Puedo imaginar también sus tardes de domingo en Bogotá, años después, cuando, estudiante de Derecho y viviendo en una pensión de la antigua calle Florián, leía libro tras libro sentado en un tranvía que recorría la ciudad de sur a norte, luego de norte a sur.
Mientras el tranvía aquel avanzaba lento en la soleada tarde de domingo, por calles que las multitudes aglomeradas en el estadio de fútbol o en la plaza de toros habían dejado vacías, el caso perdido (me lo contaría muchas veces), con sus dieciocho años maltratados por ansiedades y frustraciones ardientes, tenía la impresión de ser el único en aquella ciudad sin mujer con quien acostarse, el único sin dinero para ir a l cine o a los toros, el único que no podía beberse una cerveza, el único sin amigos ni familia.
Para defenderse de aquel mundo de hombres sombríos del altiplano andino, de ‘cachacos’ de modales almidonados, que lo miraban con risueño desdén, el caso perdido afirmaba su desenvoltura de costeño.

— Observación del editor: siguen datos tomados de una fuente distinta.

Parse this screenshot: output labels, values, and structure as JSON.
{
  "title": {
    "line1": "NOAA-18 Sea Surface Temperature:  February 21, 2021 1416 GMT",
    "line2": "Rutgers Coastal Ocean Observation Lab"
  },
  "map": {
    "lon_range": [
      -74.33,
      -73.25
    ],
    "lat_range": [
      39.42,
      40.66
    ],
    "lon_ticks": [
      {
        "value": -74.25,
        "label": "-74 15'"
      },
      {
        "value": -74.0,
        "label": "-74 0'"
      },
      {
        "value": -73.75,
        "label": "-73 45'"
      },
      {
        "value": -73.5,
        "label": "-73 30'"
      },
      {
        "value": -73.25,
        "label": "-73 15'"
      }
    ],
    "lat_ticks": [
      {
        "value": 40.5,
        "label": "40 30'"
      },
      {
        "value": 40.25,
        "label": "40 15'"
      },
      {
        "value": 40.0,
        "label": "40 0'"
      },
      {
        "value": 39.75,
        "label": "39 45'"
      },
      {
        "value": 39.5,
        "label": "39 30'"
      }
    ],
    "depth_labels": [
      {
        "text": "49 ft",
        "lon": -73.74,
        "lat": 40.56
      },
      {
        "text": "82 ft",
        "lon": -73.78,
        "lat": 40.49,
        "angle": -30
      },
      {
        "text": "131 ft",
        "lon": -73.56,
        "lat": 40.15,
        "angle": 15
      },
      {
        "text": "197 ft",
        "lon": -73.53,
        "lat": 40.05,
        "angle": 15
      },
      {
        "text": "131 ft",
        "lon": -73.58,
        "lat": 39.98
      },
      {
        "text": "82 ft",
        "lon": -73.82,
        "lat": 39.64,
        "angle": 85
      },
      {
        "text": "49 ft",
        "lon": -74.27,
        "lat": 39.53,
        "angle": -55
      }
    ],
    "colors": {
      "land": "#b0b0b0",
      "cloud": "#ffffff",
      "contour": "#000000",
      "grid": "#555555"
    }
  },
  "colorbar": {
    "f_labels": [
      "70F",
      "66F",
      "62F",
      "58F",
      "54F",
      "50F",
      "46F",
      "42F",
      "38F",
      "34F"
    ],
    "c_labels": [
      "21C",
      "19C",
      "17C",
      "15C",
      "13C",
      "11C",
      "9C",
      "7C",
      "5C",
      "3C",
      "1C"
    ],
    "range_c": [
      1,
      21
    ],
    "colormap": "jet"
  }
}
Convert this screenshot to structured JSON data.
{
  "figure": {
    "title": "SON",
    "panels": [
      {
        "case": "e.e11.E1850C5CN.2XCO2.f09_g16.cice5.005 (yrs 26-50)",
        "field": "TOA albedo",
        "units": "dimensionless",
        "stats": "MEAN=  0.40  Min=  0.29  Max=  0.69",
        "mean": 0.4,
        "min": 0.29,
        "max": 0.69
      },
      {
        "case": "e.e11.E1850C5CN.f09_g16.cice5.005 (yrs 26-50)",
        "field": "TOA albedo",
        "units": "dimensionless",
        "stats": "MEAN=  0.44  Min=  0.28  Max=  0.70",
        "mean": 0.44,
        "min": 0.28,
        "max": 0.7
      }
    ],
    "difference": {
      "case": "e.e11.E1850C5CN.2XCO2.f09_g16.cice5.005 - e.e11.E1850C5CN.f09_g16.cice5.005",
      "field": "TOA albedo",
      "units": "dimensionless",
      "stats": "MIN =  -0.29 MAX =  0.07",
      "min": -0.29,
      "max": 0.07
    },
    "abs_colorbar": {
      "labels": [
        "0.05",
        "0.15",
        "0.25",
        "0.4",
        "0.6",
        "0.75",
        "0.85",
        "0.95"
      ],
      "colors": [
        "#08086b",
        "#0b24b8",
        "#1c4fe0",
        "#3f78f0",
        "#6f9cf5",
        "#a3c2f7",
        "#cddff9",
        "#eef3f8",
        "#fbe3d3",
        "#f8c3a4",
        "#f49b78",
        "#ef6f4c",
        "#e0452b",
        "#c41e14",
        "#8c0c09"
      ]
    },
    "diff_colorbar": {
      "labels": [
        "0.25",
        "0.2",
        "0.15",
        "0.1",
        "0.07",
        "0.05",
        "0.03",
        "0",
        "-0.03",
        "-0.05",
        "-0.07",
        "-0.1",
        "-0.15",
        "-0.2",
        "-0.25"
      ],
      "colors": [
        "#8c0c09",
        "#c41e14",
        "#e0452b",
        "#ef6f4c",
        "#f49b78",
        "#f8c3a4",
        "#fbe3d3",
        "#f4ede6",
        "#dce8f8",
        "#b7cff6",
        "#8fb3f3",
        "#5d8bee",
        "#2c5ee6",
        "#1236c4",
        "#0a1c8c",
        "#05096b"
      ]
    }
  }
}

Entraba en los cafés, saludaba con voz fuerte, se sentaba en una mesa sin pedirle permiso a nadie y, si podía, intentaba concertar una cita nocturna con la camarera.
Sin embargo, en el fondo, era un tímido; un solitario, que prefería Kafka a los tratados de Derecho y que escribía cuentos sigilosos en su cuarto de pensión, cuentos que hablaban de su pueblo bananero, de alcaravanes de madrugada y de trenes amarillos.
En suma, el costeño aquel con traje de cantante de rumbas y zapatos color guayaba era un hermano. Pero yo no podía adivinarlo entonces.
Volví a verlo años más tarde, fotografiado en un periódico colombiano con motivo de la aparición de La hojarasca, su primera novela.
Había abandonado, al parecer, los trajes tropicales. Ahora vestía de negro, de un negro férreo y modesto, usaba una corbata de nudo ancho y triangular, y al cruzar la pierna, como lo hacía en la foto, dejaba ver un par de calcetines breves.
Tenía la meritoria corrección de un empleado de banco, de un secretario de juzgado o del reportero que era entonces.
(Uno adivinaba en la foto la caspa, los dedos manchados de nicotina, el barato paquete de cigarrillos negros al lado de la máquina de escribir).
Su aspecto y el título del libro me hicieron pensar en un primer momento en uno de esos malos novelistas llegados de la Costa Caribe, que escribían entonces libros llenos de multas, de botellas de ron, de malas palabras, con diálogos imposibles, tal era el colorido empeño que mostraban en transcribir las palabras como las pronunciaban los protagonistas.
La hojarasca me fue enviada por un amigo a París, donde yo estudiaba. “Naturalmente –decía él–, con las exageraciones propias del país, aquí están hablando de un Proust colombiano”.
“No, no es un pichón de Proust –pensé después de leer el libro–. Es un pichón de Faulkner”.